Votação final: nove votos a favor, 11 abstenções. O que significa que foram os socialistas quem, verdadeiramente, aprovou este documento.
Os valores em causa
Tal como o Terras de Basto noticiou já, no setor pecuário, a proposta em causa atribui um incentivo anual, por animal, de 10 euros para os bovinos para recria ou engorda, concretamente para novilhos com mais de 12 meses, ou de 15 euros para bovinos destinados à produção de carne, concretamente para reprodutores com mais de 24 meses. Já no caso dos ovinos e caprinos para produção de carne, com mais de 12 meses, serão apoiados com 2,5 euros.
No caso das raças autóctones, a majoração a atribuir varia entre 18 e 22,5 euros por animal no caso de bovinos de raça maronesa para produção de carne; entre 3 e 3,75 euros para ovinos “Churra do Minho” para produção de carne; e igualmente entre 3 e 3,75 euros para caprinos de raça “Bravia” para produção de carne.

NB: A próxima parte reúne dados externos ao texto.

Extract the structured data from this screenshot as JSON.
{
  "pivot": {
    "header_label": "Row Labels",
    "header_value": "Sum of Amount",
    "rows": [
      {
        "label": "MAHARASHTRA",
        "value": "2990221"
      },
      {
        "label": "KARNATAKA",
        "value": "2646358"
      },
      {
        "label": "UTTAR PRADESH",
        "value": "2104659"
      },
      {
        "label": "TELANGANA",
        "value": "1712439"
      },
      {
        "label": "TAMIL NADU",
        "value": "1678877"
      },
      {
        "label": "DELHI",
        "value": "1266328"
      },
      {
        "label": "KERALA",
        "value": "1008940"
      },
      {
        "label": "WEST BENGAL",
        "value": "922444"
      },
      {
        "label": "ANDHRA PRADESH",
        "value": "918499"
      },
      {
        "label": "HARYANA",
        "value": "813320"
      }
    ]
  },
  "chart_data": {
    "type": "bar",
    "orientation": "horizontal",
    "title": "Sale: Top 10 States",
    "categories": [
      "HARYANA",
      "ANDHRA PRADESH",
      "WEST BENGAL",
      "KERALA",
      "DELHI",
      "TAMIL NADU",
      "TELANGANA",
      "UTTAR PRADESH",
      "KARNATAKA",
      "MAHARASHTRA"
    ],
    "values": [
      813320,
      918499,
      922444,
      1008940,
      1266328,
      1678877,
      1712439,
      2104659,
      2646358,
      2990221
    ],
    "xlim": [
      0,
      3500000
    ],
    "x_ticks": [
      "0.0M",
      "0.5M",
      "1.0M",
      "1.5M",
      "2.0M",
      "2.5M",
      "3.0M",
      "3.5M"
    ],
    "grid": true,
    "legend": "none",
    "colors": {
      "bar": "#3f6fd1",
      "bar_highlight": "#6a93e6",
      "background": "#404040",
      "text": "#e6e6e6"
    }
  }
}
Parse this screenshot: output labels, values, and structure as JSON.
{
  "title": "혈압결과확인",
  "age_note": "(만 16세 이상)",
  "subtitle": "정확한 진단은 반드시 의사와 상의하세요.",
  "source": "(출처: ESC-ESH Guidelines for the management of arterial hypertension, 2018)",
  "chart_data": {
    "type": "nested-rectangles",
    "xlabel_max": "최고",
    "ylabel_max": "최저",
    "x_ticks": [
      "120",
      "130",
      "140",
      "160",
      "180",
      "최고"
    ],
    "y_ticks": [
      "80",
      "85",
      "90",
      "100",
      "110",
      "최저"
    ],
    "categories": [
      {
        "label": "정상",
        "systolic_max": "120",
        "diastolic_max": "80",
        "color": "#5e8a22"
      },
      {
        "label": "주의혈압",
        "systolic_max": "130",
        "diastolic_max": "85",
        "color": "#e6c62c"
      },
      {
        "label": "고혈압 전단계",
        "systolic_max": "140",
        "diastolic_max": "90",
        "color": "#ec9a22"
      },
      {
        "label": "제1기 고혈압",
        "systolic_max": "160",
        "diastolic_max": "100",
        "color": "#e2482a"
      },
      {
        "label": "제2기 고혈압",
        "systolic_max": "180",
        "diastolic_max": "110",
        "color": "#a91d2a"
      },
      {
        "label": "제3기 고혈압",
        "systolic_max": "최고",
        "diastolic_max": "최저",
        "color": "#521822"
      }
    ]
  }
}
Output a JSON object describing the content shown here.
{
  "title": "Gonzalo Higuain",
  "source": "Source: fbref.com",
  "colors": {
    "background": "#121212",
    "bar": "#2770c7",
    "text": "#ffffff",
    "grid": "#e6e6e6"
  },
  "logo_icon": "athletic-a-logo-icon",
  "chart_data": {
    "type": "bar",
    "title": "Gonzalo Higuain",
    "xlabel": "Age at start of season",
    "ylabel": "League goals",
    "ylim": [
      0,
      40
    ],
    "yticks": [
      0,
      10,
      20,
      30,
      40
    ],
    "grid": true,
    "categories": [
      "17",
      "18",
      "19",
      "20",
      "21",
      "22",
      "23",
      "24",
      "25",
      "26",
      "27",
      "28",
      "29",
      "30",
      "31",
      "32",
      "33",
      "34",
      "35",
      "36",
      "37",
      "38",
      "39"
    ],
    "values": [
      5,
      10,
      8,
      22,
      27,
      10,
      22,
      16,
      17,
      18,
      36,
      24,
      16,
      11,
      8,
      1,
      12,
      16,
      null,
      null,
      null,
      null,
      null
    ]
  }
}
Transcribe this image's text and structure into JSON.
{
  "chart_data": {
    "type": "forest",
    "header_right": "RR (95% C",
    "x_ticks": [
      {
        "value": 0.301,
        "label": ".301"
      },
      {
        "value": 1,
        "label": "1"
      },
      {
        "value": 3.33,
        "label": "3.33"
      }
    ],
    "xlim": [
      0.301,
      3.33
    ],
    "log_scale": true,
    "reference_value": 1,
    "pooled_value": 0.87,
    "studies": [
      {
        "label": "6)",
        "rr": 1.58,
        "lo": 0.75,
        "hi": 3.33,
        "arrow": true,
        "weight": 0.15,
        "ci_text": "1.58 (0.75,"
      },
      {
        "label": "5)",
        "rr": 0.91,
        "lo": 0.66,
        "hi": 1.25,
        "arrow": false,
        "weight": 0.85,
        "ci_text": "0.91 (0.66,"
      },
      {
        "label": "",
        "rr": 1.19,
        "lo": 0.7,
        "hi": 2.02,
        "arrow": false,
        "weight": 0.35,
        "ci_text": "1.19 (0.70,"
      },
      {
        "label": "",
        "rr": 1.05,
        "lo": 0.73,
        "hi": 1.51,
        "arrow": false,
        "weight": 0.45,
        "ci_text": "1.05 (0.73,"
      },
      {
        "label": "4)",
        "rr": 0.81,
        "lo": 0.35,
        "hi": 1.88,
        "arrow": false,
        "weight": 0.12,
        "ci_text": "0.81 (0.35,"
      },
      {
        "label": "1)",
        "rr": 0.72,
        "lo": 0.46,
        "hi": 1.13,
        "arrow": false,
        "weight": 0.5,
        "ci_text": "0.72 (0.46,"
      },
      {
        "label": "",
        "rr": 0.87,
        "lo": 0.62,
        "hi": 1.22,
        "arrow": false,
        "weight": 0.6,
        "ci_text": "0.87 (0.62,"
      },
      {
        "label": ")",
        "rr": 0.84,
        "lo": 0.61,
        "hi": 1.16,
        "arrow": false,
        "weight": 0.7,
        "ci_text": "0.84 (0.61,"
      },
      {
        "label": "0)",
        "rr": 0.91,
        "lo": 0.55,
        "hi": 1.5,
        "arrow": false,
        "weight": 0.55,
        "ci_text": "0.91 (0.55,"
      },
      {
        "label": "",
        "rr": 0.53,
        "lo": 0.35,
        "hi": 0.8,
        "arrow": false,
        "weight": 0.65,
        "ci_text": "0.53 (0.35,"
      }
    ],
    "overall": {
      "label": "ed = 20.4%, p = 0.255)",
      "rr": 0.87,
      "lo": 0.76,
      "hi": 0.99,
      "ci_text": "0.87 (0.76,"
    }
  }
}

No setor apícola, o montante do incentivo é de 2 euros por colónia, nas primeiras 30, e de 1,5 euros nas restantes.
Já no setor vitícola, o montante a atribuir tem em conta a superfície utilizada, sendo de 25 euros por hectare no caso de uma área menor de 3 hectares, de 10 euros por hectare no caso de uma área menor de 10 hectares, e de 5 euros por hectare no caso de uma área maior ou igual a 10 hectares.
O incentivo a atribuir a cada produtor tem o limite máximo de € 1000 euros por cada ano civil. O total dos incentivos não poderá ultrapassar os 1.500 euros por requerente se se candidatar a mais do que um setor.
O concelho de Mondim de Basto – conforme é assumido – é eminentemente rural, nele ganhando especial importância as atividades pecuária, apícola e vitivinícola, que assentam fundamentalmente na pequena exploração de natureza familiar, «caracterizada pela conhecida dificuldade financeira». [JPM].